Friday, January 30, 2015

It Would Be Good To Know That The PCEHR Does Not Leak Information The Way A Major US Government Health Site Does.

These two articles appeared last week.
First we have:

New privacy concerns over health care website

Ricardo Alonso-Zaldivar, Associated Press 10:39 p.m. EST January 20, 2015
Washington — The government’s health insurance website is quietly sending consumers’ personal data to private companies that specialize in advertising and analyzing Internet data for performance and marketing, the Associated Press has learned.
The scope of what is disclosed or how it might be used was not immediately clear, but it can include age, income, ZIP code, whether a person smokes, and if a person is pregnant. It can include a computer’s Internet address, which can identify a person’s name or address when combined with other information collected by sophisticated online marketing or advertising firms.
The Obama administration says HealthCare.gov’s connections to data firms were intended to help improve the consumer experience.
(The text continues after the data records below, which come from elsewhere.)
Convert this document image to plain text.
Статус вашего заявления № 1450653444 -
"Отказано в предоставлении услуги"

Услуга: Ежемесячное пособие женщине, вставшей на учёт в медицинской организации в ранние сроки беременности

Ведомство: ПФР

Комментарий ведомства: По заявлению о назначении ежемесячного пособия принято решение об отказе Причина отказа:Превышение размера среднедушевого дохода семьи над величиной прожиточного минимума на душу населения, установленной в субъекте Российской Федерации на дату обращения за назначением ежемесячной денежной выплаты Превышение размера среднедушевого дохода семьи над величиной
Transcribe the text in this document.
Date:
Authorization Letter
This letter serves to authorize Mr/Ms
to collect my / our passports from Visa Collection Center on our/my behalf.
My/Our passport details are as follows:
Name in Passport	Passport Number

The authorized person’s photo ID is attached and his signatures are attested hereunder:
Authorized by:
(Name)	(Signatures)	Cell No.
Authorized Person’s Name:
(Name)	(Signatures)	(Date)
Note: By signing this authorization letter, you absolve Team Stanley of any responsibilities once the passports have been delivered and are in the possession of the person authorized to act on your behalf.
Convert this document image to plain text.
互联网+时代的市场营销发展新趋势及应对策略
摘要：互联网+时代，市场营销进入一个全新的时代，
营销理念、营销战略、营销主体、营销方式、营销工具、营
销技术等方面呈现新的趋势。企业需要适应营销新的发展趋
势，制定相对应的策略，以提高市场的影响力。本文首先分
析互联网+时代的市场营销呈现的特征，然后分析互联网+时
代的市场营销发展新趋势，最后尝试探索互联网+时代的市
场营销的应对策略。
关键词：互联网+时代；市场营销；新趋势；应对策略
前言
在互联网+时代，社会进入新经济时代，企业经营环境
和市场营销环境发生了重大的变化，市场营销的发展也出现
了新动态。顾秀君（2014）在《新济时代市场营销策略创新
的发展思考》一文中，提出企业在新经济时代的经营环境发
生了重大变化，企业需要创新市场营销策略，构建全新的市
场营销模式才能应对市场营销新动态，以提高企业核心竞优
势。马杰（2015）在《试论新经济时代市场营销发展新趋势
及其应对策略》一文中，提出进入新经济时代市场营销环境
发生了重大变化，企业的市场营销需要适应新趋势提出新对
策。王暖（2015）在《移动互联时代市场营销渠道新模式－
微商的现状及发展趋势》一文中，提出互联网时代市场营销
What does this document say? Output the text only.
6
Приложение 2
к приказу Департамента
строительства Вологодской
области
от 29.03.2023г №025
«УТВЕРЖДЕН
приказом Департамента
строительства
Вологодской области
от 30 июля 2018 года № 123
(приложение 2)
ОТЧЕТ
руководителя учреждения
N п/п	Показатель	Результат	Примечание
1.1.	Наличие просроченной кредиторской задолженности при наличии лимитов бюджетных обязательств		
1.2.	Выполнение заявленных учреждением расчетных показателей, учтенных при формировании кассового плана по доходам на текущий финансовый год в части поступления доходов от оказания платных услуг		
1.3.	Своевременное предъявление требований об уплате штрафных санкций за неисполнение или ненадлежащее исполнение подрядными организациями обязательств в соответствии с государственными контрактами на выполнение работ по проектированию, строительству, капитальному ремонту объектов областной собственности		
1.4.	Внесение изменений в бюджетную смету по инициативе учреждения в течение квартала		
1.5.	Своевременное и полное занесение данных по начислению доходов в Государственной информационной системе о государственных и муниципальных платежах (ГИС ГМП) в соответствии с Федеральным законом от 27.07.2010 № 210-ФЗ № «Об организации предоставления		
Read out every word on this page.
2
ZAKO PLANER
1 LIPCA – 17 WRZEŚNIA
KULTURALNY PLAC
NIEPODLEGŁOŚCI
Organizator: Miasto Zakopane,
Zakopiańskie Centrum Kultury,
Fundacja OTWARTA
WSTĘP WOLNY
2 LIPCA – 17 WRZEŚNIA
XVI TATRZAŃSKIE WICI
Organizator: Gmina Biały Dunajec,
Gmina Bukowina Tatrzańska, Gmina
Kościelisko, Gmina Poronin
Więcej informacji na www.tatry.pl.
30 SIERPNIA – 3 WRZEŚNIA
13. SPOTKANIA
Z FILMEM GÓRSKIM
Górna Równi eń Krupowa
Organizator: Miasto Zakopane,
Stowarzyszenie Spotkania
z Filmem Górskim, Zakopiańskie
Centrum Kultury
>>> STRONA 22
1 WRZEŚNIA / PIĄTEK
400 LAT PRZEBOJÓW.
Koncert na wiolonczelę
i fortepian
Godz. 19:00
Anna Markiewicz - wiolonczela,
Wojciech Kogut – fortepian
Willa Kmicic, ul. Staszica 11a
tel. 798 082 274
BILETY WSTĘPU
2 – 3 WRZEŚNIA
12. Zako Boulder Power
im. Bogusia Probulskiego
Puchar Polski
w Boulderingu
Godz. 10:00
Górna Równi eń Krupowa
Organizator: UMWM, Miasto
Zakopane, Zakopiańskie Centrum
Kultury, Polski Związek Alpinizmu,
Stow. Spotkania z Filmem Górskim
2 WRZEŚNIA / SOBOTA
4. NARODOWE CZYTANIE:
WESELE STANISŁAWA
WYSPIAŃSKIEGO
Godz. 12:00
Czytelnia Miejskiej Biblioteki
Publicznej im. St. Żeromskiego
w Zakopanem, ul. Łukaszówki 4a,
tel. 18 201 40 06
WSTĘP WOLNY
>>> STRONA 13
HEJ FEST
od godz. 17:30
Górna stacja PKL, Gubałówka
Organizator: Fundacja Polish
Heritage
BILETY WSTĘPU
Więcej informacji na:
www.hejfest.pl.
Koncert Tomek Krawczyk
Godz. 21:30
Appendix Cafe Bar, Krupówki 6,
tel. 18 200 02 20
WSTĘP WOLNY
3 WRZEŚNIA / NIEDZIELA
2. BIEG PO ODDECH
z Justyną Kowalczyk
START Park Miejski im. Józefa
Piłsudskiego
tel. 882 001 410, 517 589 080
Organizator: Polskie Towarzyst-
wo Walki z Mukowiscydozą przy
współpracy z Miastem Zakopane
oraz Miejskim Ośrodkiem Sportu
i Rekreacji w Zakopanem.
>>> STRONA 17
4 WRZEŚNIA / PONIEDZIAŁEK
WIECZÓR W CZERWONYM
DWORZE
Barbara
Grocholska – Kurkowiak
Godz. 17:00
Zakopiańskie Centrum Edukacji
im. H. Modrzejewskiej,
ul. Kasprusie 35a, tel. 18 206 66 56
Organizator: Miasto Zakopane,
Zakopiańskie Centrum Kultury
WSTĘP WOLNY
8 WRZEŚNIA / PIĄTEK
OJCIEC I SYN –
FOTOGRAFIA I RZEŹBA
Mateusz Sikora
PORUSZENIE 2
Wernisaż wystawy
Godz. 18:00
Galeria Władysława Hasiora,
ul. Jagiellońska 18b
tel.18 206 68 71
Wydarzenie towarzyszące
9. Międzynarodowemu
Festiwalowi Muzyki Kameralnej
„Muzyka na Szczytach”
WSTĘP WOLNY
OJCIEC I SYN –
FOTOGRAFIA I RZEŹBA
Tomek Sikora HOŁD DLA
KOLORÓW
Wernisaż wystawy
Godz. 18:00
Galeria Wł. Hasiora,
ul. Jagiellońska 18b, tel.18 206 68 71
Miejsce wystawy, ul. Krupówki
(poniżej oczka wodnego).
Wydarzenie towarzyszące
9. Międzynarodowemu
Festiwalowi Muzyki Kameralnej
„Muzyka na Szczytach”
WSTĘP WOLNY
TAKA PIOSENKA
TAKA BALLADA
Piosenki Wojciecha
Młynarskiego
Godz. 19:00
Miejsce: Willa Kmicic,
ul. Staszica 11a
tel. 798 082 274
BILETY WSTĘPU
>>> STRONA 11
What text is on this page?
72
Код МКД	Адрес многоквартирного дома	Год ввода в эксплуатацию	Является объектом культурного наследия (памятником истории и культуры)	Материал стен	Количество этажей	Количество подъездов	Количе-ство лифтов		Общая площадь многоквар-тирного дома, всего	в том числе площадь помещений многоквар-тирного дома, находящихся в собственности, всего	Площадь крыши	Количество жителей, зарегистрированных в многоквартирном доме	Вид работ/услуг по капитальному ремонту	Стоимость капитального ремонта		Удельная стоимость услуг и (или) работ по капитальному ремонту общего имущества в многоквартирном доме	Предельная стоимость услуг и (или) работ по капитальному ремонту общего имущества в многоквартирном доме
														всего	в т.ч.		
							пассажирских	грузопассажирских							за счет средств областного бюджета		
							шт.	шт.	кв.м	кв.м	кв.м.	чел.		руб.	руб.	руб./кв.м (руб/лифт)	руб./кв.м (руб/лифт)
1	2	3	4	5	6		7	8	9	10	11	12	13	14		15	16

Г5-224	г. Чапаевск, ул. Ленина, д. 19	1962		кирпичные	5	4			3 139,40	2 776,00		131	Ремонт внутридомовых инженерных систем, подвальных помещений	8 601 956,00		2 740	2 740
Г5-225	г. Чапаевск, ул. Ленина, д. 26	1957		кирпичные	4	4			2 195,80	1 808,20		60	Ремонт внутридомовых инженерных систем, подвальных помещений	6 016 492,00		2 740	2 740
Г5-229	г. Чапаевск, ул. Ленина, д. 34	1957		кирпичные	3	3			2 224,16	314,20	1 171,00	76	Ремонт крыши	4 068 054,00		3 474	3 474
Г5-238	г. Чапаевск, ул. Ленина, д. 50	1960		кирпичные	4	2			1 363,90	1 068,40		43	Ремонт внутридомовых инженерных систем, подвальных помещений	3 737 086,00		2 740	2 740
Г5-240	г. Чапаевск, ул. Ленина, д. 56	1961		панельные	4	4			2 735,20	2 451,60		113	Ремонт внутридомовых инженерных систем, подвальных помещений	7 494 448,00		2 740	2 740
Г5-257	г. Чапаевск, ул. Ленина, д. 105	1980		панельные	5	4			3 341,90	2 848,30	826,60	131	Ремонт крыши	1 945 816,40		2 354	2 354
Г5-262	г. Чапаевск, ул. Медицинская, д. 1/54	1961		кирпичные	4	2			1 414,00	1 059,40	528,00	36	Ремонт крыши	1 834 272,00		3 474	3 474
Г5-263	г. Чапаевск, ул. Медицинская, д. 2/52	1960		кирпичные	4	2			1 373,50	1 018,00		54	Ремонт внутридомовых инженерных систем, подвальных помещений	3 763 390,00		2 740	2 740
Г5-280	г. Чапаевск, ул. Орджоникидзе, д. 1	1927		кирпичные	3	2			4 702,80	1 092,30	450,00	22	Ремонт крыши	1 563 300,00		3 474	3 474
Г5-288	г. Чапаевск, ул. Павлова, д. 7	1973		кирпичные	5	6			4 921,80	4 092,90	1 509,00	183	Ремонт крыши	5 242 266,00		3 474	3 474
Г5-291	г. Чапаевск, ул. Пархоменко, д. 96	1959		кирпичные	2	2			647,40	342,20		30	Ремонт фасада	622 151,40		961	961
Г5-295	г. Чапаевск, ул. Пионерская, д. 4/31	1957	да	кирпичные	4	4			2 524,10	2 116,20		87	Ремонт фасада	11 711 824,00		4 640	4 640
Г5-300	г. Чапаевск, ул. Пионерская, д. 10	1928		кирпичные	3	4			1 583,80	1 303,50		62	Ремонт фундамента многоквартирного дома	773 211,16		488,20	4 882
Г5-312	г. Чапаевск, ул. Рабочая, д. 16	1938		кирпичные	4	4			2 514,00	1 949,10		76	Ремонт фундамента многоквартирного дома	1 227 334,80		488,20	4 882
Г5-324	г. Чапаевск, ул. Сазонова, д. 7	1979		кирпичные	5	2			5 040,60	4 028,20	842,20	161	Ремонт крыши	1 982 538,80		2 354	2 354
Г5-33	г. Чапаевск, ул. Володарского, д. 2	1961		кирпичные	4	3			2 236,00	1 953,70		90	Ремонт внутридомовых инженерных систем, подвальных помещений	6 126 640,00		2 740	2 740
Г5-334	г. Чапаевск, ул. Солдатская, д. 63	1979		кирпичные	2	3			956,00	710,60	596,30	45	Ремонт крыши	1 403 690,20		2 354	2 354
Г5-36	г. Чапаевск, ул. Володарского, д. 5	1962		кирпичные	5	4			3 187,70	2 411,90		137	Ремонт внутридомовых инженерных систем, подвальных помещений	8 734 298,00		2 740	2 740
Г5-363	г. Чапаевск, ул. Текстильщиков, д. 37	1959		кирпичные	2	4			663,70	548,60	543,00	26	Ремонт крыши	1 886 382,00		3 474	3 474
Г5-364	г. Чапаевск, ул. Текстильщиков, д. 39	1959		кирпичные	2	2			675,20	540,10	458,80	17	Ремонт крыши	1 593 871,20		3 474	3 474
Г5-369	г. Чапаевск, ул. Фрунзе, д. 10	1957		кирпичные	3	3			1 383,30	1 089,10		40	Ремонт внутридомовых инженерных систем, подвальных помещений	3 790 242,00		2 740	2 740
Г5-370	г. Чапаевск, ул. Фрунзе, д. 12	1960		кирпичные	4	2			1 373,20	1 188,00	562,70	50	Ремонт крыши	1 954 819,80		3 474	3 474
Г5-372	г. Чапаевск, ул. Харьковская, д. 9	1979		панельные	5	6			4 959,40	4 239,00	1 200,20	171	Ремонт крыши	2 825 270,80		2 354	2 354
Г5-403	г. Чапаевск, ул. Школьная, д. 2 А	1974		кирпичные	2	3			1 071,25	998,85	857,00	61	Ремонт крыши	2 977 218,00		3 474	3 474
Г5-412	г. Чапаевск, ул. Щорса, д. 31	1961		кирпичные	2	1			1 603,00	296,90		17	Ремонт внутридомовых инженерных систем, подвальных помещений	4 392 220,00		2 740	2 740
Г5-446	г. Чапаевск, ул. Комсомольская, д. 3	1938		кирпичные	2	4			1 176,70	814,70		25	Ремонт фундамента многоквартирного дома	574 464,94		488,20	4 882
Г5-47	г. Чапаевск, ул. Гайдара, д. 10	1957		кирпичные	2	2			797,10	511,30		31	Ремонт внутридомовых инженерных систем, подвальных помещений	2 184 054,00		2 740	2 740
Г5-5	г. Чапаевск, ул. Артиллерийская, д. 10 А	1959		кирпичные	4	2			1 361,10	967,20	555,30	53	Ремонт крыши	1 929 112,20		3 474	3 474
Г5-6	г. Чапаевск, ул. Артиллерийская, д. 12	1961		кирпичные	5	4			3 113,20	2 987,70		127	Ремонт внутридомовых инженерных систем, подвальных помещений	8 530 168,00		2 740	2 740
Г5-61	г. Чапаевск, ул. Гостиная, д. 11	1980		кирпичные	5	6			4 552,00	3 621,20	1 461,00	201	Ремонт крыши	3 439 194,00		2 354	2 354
Officials said outside firms are barred from using the data to further their own business interests.
More here:
Second we have:

Group Confirms Healthcare.gov Shares Personal Health Info with Third Parties

JAN 22, 2015 7:47am ET
The Electronic Frontier Foundation, a technology policy advocacy group, says it has confirmed that the federal government's healthcare.gov insurance exchange site is sharing personal data, including ZIP code, income level, smoking status, pregnancy status, and more, with at least 14 third parties.
"EFF researchers have independently confirmed that healthcare.gov is sending personal health information to at least 14 third party domains, even if the user has enabled Do Not Track," EFF staff technologist Cooper Quintin writes in an EFF blog post after recent Associated Press reports.
According to Quintin, the information is sent via the referrer header, which contains the URL of the page requesting a third party resource. The referrer header, he wrote, lets the requested resource know what URL the request came from. In this case, the referrer URL contains personal health information.
Among the companies EFF technologists say the site is sharing information with are network optimization developer Akamai, Yahoo, Twitter, and Google and numerous Google subsidiaries such as Doubleclick and YouTube.
Lots more here:
While it would seem unlikely I wonder does the PCEHR site use similar approaches to share information with other entities?
Anyone able to say yes or no for certain?
David.

1 comment:

  1. Due to its design the Australian system is much less likely to leak information - as its so bad there will be no information in it. The perfect yes Minister solution, right up there with Hospitals with no patients.